Pressemitteilung 1998/009 vom

Das Handbuch der historischen Buchbestände in Deutschland, von der Volkswagen-Stiftung mit Millionenbeträgen gefördert, bietet eine Gesamtübersicht über die Buchbestände in Deutschland und ist entsprechend dem regionalen Charakter des deutschen Bibliothekswesens regional gegliedert.

Erschienen sind unter den insgesamt 23 Bänden nunmehr auch zwei Bände für Sachsen, die von Friedhilde Krause herausgegeben und von dem früheren UB-Direktor und Ehrendoktor der Universität Leipzig, Dietmar Debes, sowie Waltraut Guth bearbeitet wurden. Debes, über 40 Jahre an der UB tätig, hat den Beitrag über die Leipziger Universitätsbibliothek selbst verfaßt und ihn dabei zur umfassendsten Beschreibung von allen deutschen Universitätsbibliotheken werden lassen. Er umfaßt nicht nur die Bestandsbeschreibung der 1543 aus der Klosterbibliothek hervorgegangenen Leipziger Universitätsbibliothek (einschließlich der Größe und Geschichte, einer Übersicht über die vertretenen Sprachen, des Zugangs zum Bestand und des Aufbaus der Kataloge), sondern bietet auch eine Einschätzung der hier vertretenen Literatur im Hinblick auf die insgesamt in einem Fach oder Wissenschaftsgebiet vorhandene Literatur.

Im Ergebnis einer Studie "Buch, Bibliothek und geisteswissenschaftliche Forschung" kommt der Autor des Gesamtunternehmens, der emeritierte Anglistik-Professor Bernhard Fabian, Münster, zu der Feststellung, dass die Verfügbarkeit wissenschaftlicher Literatur Grundvoraussetzung aller wissenschaftlichen Arbeit, für die Geisteswissenschaft der Text primärer, wenn auch nicht notwendig alleiniger Arbeitsgegenstand ist. Nur die Bibliothek vermag mit der Bereitstellung der Quellen und den zu ihrer Erschließung notwendigen literarischen Apparaten die Grundlage für eine wissenschaftliche Arbeit bilden.

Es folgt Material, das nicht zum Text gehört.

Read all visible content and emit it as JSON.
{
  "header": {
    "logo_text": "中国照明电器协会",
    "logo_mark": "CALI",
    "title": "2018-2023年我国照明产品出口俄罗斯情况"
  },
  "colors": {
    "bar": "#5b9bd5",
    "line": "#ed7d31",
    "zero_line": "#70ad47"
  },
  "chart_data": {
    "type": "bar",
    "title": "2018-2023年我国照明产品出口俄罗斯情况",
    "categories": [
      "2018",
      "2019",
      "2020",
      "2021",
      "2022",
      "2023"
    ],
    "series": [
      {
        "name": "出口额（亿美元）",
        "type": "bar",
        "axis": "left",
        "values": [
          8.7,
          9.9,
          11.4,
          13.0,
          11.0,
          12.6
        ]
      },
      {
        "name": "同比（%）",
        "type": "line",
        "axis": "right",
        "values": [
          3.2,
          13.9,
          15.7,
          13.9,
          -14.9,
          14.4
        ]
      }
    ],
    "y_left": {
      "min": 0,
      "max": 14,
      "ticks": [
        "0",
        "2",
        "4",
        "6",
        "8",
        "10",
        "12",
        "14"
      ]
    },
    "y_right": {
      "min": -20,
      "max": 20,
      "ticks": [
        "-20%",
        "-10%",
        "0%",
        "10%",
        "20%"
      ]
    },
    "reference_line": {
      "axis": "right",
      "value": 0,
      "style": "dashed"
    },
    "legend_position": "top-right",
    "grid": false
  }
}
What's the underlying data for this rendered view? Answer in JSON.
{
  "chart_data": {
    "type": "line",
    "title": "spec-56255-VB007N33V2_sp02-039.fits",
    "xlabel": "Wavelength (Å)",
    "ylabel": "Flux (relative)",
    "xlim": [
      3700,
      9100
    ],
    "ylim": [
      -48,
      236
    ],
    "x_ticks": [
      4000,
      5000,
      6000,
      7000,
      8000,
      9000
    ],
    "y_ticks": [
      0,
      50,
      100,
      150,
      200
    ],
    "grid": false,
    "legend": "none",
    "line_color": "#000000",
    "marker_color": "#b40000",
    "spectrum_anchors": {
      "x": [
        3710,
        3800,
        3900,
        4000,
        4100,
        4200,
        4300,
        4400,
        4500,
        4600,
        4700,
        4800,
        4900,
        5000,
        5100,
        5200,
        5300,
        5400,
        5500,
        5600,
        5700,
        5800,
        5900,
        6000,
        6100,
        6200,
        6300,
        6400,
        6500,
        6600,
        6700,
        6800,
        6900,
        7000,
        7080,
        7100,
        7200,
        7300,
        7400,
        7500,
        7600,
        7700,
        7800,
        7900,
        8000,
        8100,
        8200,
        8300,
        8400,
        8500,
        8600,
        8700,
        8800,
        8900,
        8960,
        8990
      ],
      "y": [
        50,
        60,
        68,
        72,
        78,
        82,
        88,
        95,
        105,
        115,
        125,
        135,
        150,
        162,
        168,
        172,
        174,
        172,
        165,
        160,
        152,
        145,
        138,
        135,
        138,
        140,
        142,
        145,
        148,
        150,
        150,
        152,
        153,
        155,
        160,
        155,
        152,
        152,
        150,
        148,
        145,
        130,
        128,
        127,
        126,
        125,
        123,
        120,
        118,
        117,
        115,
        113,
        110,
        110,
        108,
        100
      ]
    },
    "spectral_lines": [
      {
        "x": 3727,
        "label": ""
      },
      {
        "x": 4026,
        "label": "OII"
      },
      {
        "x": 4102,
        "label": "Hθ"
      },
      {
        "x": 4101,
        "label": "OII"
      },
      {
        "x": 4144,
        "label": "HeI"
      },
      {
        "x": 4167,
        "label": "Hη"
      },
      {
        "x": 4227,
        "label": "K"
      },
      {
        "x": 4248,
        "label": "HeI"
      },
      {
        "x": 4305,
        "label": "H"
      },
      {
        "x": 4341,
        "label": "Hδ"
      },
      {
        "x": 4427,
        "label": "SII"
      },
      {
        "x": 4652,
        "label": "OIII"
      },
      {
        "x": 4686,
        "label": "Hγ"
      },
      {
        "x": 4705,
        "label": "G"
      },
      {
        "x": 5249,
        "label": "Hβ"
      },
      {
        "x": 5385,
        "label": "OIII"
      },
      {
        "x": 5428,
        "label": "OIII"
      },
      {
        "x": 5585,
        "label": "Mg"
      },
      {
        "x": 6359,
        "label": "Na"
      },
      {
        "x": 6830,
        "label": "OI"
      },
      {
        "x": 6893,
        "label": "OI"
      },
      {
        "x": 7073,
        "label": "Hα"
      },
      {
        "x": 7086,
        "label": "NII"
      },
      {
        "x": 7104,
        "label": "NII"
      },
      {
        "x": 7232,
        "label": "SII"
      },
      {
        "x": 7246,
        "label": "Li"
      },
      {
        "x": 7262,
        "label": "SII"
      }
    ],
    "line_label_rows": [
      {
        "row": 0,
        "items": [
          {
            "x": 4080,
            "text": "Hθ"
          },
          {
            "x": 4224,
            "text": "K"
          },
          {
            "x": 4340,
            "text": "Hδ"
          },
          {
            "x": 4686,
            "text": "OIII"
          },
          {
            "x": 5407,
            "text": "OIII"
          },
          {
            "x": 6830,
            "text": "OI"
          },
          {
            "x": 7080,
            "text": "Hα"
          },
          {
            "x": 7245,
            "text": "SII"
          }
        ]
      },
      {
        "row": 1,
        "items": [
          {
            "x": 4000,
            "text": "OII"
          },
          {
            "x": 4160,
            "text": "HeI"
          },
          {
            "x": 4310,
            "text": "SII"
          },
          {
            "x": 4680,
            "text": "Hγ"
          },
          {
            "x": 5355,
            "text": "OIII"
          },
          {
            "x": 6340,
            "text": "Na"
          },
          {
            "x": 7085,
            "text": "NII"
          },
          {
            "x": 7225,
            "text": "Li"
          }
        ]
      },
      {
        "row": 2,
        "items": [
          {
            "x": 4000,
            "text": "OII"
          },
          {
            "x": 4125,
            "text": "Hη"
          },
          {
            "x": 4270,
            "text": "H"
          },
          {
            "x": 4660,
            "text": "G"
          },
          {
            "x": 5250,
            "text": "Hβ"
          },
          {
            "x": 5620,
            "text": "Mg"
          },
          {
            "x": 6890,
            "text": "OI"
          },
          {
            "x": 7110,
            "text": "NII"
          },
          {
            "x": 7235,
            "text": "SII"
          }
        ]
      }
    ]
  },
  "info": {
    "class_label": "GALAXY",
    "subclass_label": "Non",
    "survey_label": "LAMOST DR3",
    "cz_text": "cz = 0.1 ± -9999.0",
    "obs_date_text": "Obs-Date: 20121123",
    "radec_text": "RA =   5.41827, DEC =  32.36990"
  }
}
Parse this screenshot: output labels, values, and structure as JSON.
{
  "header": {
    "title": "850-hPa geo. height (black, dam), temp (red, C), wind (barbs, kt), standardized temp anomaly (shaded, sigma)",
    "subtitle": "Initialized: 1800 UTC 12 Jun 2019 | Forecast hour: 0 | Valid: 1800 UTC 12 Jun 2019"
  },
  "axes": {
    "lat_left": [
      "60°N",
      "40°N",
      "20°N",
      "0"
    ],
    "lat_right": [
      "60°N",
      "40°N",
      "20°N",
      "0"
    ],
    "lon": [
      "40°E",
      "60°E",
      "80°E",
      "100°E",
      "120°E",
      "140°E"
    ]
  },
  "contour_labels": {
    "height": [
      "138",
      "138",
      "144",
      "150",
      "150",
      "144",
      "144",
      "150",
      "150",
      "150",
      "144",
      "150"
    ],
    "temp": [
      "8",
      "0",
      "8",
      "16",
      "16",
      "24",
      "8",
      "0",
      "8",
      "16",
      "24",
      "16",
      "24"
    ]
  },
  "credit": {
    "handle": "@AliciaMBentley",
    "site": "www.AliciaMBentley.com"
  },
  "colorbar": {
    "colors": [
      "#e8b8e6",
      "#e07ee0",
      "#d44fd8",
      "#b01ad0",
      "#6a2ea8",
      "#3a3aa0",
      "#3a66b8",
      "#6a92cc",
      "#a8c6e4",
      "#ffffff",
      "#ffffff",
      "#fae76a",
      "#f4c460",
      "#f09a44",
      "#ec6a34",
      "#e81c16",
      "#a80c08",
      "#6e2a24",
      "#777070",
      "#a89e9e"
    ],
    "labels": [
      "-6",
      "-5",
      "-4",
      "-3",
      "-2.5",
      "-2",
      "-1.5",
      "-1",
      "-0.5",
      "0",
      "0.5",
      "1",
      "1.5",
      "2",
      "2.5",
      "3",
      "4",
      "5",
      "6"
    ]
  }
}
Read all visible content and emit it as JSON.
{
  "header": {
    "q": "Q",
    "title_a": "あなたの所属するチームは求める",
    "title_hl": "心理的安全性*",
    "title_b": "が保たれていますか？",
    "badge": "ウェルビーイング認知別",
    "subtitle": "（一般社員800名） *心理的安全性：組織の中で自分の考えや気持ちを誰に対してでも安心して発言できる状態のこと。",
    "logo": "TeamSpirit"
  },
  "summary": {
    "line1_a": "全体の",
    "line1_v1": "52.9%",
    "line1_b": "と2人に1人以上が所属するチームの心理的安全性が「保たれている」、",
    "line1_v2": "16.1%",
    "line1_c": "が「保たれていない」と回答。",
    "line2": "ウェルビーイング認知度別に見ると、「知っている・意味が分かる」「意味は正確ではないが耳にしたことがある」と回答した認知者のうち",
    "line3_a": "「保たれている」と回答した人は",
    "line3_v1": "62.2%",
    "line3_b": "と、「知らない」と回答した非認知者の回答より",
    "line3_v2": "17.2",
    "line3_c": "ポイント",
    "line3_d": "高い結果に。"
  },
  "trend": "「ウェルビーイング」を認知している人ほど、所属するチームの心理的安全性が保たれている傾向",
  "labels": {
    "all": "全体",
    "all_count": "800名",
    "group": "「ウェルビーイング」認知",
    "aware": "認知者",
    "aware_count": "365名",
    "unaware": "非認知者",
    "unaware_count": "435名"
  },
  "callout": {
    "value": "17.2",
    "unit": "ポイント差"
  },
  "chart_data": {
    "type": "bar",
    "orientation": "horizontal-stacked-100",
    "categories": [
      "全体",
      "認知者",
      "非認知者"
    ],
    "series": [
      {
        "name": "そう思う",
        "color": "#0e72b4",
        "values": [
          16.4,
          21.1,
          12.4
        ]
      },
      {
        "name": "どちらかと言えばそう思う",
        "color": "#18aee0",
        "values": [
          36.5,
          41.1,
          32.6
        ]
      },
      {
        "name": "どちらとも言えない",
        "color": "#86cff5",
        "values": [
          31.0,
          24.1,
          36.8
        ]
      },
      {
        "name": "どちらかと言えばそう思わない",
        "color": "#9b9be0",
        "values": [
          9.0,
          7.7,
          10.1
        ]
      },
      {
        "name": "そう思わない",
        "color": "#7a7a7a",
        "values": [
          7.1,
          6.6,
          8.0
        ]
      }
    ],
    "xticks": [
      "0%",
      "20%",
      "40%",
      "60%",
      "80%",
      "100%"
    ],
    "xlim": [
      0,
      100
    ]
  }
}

Die Erschließung und Erhaltung historischer Buchbestände kommt daher erhebliche Bedeutung zu. Sein Vorschlag, diesen Bestand (Drucke von der Erfindung des Buchdrucks bis zum Ende des 19. Jahrhunderts) in allen Bibliotheken zu erfassen und in Form eines "Handbuches der historischen Buchbestände" der Wissenschaft zugänglich zu machen, ist von ihm auch in die Tat umgesetzt und Realität geworden. Gegliedert ist die Bibliothekslandschaft nach den deutschen Bundesländern. Beschrieben wird jede Bibliothek nach einer festen Struktur. Nach den administrativen Angaben (Name, Adresse, Verkehrsverbindung, Benutzungsmöglichkeiten) wird ihre Bestandsgeschichte (seit wann und unter welchen Umstände sind die Bereiche zusammengetragen worden) und die detaillierte und nuancenreiche Beschreibung ihres Altbestandes nach Größe (chronologisch nach Jahrhunderten und sprachlich in deutsche, lateinische, französische, englische Titel und in speziellen Gebiet auch andere Sprachen) und Inhalt aufgeführt. Eine genaue Angabe und Beschreibung der Kataloge und der zur Bibliothek und ihrer Bestände erschienenen Sekundärliteratur ergänzen den jeweiligen Eintrag.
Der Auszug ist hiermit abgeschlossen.